Trois nouvelles mesures à l'encontre des syndics ont été déroulées par le Premier ministre qui souhaite d'abord "rendre effective la mise en concurrence à l'échange du contrat, en informant mieux les copropriétaires sur leurs possibilités et en facilitant la portabilité des contrats."

 

Concernant le contrat-type, rendu obligatoire par la loi Alur, Edouard Philippe a annoncé des "sanctions en cas de non-respect". Selon Le Parisien, ces amendes s'élèveraient à 3.000 euros pour les personnes physiques, et 15.000 euros pour les personnes morales.
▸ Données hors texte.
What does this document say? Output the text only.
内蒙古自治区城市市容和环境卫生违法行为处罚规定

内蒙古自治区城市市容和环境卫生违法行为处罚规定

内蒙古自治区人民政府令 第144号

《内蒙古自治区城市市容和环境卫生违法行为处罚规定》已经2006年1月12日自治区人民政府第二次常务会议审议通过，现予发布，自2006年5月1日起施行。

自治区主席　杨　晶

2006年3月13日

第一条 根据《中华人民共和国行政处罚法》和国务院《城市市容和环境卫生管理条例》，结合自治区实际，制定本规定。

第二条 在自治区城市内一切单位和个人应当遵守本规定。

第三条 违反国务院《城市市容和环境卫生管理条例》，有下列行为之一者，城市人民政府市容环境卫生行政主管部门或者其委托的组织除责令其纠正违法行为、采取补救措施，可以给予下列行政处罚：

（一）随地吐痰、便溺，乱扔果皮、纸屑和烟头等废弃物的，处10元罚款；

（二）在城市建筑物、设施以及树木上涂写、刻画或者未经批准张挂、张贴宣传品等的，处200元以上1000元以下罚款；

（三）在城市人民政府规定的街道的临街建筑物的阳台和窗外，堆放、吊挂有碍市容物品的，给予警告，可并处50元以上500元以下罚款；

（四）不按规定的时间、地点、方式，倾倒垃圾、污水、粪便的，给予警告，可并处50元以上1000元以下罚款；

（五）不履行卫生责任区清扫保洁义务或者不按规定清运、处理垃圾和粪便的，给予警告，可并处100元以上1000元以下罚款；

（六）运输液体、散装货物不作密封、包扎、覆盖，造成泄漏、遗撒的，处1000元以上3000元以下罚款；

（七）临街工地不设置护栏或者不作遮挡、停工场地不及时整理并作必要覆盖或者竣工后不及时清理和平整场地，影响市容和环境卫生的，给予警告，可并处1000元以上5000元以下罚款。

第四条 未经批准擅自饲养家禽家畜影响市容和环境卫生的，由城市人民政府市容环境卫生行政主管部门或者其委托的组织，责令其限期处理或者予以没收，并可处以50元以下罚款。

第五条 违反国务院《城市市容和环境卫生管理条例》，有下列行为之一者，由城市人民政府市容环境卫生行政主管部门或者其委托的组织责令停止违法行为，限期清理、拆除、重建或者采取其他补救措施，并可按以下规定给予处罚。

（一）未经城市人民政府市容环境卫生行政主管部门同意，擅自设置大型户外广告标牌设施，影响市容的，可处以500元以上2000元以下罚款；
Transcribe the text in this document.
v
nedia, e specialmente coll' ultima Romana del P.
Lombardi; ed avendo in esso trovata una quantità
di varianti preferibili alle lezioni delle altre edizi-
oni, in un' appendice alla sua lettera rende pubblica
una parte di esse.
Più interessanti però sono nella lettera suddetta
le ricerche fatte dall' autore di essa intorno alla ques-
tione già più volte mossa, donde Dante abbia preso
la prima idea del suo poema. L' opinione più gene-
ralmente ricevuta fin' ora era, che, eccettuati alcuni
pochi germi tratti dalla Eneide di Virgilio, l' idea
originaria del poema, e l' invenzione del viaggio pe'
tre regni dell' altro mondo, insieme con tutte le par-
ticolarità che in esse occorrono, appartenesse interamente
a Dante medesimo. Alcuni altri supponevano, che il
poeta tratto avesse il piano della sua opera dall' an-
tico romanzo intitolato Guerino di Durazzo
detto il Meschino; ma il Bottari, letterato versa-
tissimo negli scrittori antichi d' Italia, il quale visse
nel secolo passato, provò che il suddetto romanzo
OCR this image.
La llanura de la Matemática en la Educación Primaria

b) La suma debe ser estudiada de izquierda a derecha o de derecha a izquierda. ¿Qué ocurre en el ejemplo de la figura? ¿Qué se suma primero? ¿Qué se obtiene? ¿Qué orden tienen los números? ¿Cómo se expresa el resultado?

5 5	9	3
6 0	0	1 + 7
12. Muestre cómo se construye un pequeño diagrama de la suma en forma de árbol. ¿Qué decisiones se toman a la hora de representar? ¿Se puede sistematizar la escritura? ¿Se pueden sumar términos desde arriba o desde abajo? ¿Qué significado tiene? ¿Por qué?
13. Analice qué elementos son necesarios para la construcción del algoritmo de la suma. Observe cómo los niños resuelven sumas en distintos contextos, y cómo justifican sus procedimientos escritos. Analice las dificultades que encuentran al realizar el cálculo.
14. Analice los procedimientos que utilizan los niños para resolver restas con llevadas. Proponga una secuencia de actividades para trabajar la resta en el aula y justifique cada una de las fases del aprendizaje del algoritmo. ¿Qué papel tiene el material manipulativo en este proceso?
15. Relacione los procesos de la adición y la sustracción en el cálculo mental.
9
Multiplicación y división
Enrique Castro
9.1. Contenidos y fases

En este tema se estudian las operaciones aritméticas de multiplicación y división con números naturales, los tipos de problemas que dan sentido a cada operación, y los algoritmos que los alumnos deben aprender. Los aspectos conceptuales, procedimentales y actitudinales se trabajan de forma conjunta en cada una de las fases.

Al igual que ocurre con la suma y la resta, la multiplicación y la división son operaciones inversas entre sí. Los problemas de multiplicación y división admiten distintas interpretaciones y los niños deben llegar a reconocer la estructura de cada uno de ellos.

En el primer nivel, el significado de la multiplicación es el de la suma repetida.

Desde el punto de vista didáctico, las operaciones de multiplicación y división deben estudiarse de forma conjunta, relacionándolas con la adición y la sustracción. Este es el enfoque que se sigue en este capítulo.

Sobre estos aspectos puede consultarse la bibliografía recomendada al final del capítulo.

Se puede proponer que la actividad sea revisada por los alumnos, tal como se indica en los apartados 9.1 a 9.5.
Dispositif né de la loi Alur, le contrat-type précise la rémunération forfaitaire des syndics sur des opérations de gestion de routine.

 

A l'issue d'une enquête menée en 2016, la Direction générale de la concurrence, de la consommation et de la répression des fraudes avait constaté que "dans la majorité des cas, le contrat-type est bien mis en place par les professionnels mais n'est pas strictement respecté", relevant "41% de taux d'anomalies".

 

Contrat socle

 

Un chiffre mis en doute par Géraud Delvolvé, et qui traduit l'idée que "le Gouvernement reconnaît que ce contrat est inadapté, et mal ficelé, ce que nous avons toujours souligné". Il appelle à sanctionner en priorité "ceux qui conservent leur ancien contrat, et que l'Unis avait proposé de dénoncer à la DGCCRF". La Fnaim, elle, penche plutôt pour "un contrat socle" qui "offrirait des services identiques avec une tarification, tout en ouvrant la possibilité aux syndics de proposer des innovations dans les services comme une conciergerie ou du portage salarial", décrit Jean-Marc Torrolion.

 

Le Gouvernement souhaite également rendre "comparables" les prestations relatives à l'organisation des assemblées générales, et pourrait "maîtriser" d'autres procédures comme la production de l'état-daté, document d'information à destination de l'acquéreur quant aux futures charges qu'il aura à payer.

 

"Nous veillerons à rendre comparables certaines prestations comme les assemblées générales en imaginant un tableau synoptique de comparaisons tarifaires", concède le président de la Fnaim. Mais plutôt qu'un "encadrement" de l'état-daté, il préfère le cadre du Conseil national de la transaction et la gestion immobilière (CNTGI) afin de négocier des "accords avec les associations de consommateurs".